Customising and personalising

The process of customising and personalising content can vary for different individuals. For instance, a staff member seeking module information would require a different set of details than a student with the same purpose. By categorising both the content and the user, we can effectively deliver tailored information.

There are various approaches to categorising content, such as considering the user’s role, nationality, location (online or in-person), academic discipline, or even their residential hall at the University.

Additionally, personal preferences play a significant role. These preferences are specific to each individual user, taking into account their interests or dislikes, such as a strong inclination towards sports or a distaste for the colour blue. All of this information can be utilized to customise the presented content.

Regrettably, due to time constraints, I couldn’t delve further into this concept. However, I envision a potential process where the labelling conducted in step two can be combined with user information obtained from a login session or through cookies. This combination would then be used to exert influence on the content being delivered to the user.

Publishing and fine tuning

The final step involves integrating all the components. When a user submits a request, the system searches for relevant content and generates a web page to display to the user.

The complete workflow is as follows:

The user submits a URL.
The URL is converted into an embedding.
The embedding is used to search the vector database.
A subset of the text data (the search results) is sent to OpenAI, prompting the system to generate HTML content based on the provided subset.
The generated HTML is displayed within a University-branded template.
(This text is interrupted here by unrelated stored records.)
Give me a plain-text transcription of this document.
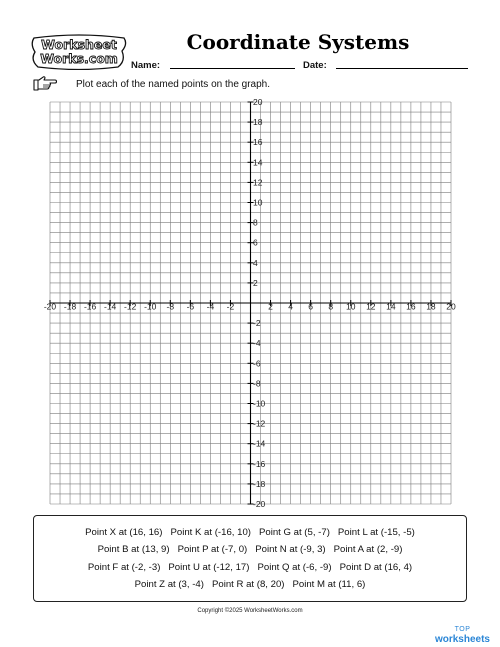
Worksheet
Works.com
Coordinate Systems
Name:	Date:
Plot each of the named points on the graph.
-20 -18 -16 -14 -12 -10 -8 -6 -4 -2	2 4 6 8 10 12 14 16 18 20
20
18
16
14
12
10
8
6
4
2
-2
-4
-6
-8
-10
-12
-14
-16
-18
-20
Point X at (16, 16) Point K at (-16, 10) Point G at (5, -7) Point L at (-15, -5)
Point B at (13, 9) Point P at (-7, 0) Point N at (-9, 3) Point A at (2, -9)
Point F at (-2, -3) Point U at (-12, 17) Point Q at (-6, -9) Point D at (16, 4)
Point Z at (3, -4) Point R at (8, 20) Point M at (11, 6)
Copyright ©2025 WorksheetWorks.com
TOP
worksheets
During my experimentation with fine tuning in OpenAI, I aimed to train a model that can generate HTML content aligned with our University’s branding and content standards. I had limited success and ultimately utilized the basic ChatGPT 3.5 turbo model.

The navigation aspect worked exceptionally well. I instructed the AI to create navigation links that led to relevant pages based on the context of the current page, not to pages that already exist. As a result, when the user follows one of these links the entire process restarts with the new URL, effectively creating a dynamic website on the fly as the user navigates from page to page.

The drawbacks

There are a number of drawbacks to this approach:

Slow user experience: building web pages on the fly requires API calls and database lookups that can be time consuming, resulting in a slow user experience.
Batch processing limitations: the knowledge base is created using a batch process, meaning that any changes in content will only show up after the batch process has been run. This causes delays in updating the delivered content.
Cost constraints: each request to OpenAI incurs a small cost, making running this process at scale significantly more expensive than a standard website.
Quality of content: the quality of the generated content is dependent on the input data. Outdated or poor quality content can find its way into the knowledge base leading to the creation of subpar content. Utilizing AI to determine the quality of content before insertion could be beneficial.
Lack of page layout customisation: efforts to customise page layouts based on content were unsuccessful. Every page ended up in the same standard template, removing the ability to adhere to design principles or format content for different delivery channels.

Conclusion

Despite these challenges, I am satisfied with what has been built. There are still obstacles to overcome and improvements to be made, but I believe the foundational building blocks are in place for AI to revolutionise content delivery.